Having limited its review to those five posts, the court then concluded that all five “occurred entirely outside of the workplace” because they were made on Mr. Hellman’s personal Instagram page and none were sent to Dr. Okonowsky, displayed in the workplace, or discussed with her in the workplace without her consent.

Based on those findings, the court concluded that the five posts did not amount to severe or pervasive harassment in the physical workplace.

Dr. Okonowsky appealed, and the U.S. Court of Appeals for the Ninth Circuit reversed the dismissal.

The reversal provides valuable lessons for evaluating claims of harassment in a world where anyone can broadcast just about anything via social media platforms:

  • Lesson No. 1: Harassment claims must be evaluated based on all the relevant circumstances, which can include conduct that does not expressly target the plaintiff.
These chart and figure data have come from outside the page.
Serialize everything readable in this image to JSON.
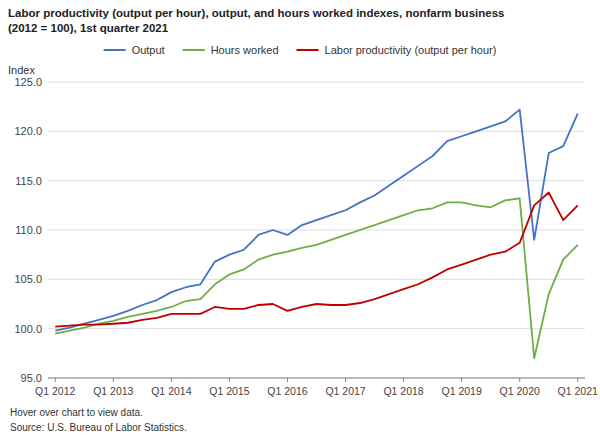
{
  "chart_data": {
    "type": "line",
    "title": "Labor productivity (output per hour), output, and hours worked indexes, nonfarm business",
    "subtitle": "(2012 = 100), 1st quarter 2021",
    "ylabel": "Index",
    "annotations": [
      "Hover over chart to view data.",
      "Source: U.S. Bureau of Labor Statistics."
    ],
    "categories": [
      "Q1 2012",
      null,
      null,
      null,
      "Q1 2013",
      null,
      null,
      null,
      "Q1 2014",
      null,
      null,
      null,
      "Q1 2015",
      null,
      null,
      null,
      "Q1 2016",
      null,
      null,
      null,
      "Q1 2017",
      null,
      null,
      null,
      "Q1 2018",
      null,
      null,
      null,
      "Q1 2019",
      null,
      null,
      null,
      "Q1 2020",
      null,
      null,
      null,
      "Q1 2021"
    ],
    "series": [
      {
        "name": "Output",
        "color": "#4472c4",
        "values": [
          99.8,
          100.1,
          100.5,
          100.9,
          101.3,
          101.8,
          102.4,
          102.9,
          103.7,
          104.2,
          104.5,
          106.8,
          107.5,
          108.0,
          109.5,
          110.0,
          109.5,
          110.5,
          111.0,
          111.5,
          112.0,
          112.8,
          113.5,
          114.5,
          115.5,
          116.5,
          117.5,
          119.0,
          119.5,
          120.0,
          120.5,
          121.0,
          122.2,
          109.0,
          117.8,
          118.5,
          121.8
        ]
      },
      {
        "name": "Hours worked",
        "color": "#70ad47",
        "values": [
          99.5,
          99.8,
          100.1,
          100.5,
          100.8,
          101.2,
          101.5,
          101.8,
          102.2,
          102.8,
          103.0,
          104.5,
          105.5,
          106.0,
          107.0,
          107.5,
          107.8,
          108.2,
          108.5,
          109.0,
          109.5,
          110.0,
          110.5,
          111.0,
          111.5,
          112.0,
          112.2,
          112.8,
          112.8,
          112.5,
          112.3,
          113.0,
          113.2,
          97.0,
          103.5,
          107.0,
          108.5
        ]
      },
      {
        "name": "Labor productivity (output per hour)",
        "color": "#c00000",
        "values": [
          100.2,
          100.3,
          100.4,
          100.4,
          100.5,
          100.6,
          100.9,
          101.1,
          101.5,
          101.5,
          101.5,
          102.2,
          102.0,
          102.0,
          102.4,
          102.5,
          101.8,
          102.2,
          102.5,
          102.4,
          102.4,
          102.6,
          103.0,
          103.5,
          104.0,
          104.5,
          105.2,
          106.0,
          106.5,
          107.0,
          107.5,
          107.8,
          108.7,
          112.5,
          113.8,
          111.0,
          112.5
        ]
      }
    ],
    "ylim": [
      95.0,
      125.0
    ],
    "yticks": [
      {
        "value": 95.0,
        "label": "95.0"
      },
      {
        "value": 100.0,
        "label": "100.0"
      },
      {
        "value": 105.0,
        "label": "105.0"
      },
      {
        "value": 110.0,
        "label": "110.0"
      },
      {
        "value": 115.0,
        "label": "115.0"
      },
      {
        "value": 120.0,
        "label": "120.0"
      },
      {
        "value": 125.0,
        "label": "125.0"
      }
    ],
    "grid": true,
    "legend": "top"
  }
}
In other words, all of Mr. Hellman’s sexist posts should have been considered, not just the ones targeted at Dr. Okonowsky.
  • Lesson No. 2: The “relevant circumstances” can include evidence of non-sexual conduct directed at the plaintiff. That means Mr. Hellman’s posts that were intimidating or retaliatory also should have been considered.
  • Lesson No. 3: The “relevant circumstances” are not limited to conduct that occurs in the physical workplace. As the Ninth Circuit concluded, this is especially true “in light of the ubiquity of social media and the ready use of it to harass and bully both inside and outside of the physical workplace.” As a result, it was no defense that Mr. Hellman posted while off duty and did not post in the workplace.
  • Lesson No. 4: The relevant standard for assessing the circumstances is whether the harassing conduct has an unreasonable effect on the working environment. As the court explained, “even if discriminatory or intimidating conduct occurs offsite, it remains relevant to the extent it affects the employee’s working environment.”

You’re not your brother’s keeper . . . except when you are.

What employees do during their “off” time is their business. But when that conduct creeps (or blasts) its way into the workplace and creates a hostile environment, employers cannot turn a blind eye to it or dismiss it as off-duty conduct beyond their control.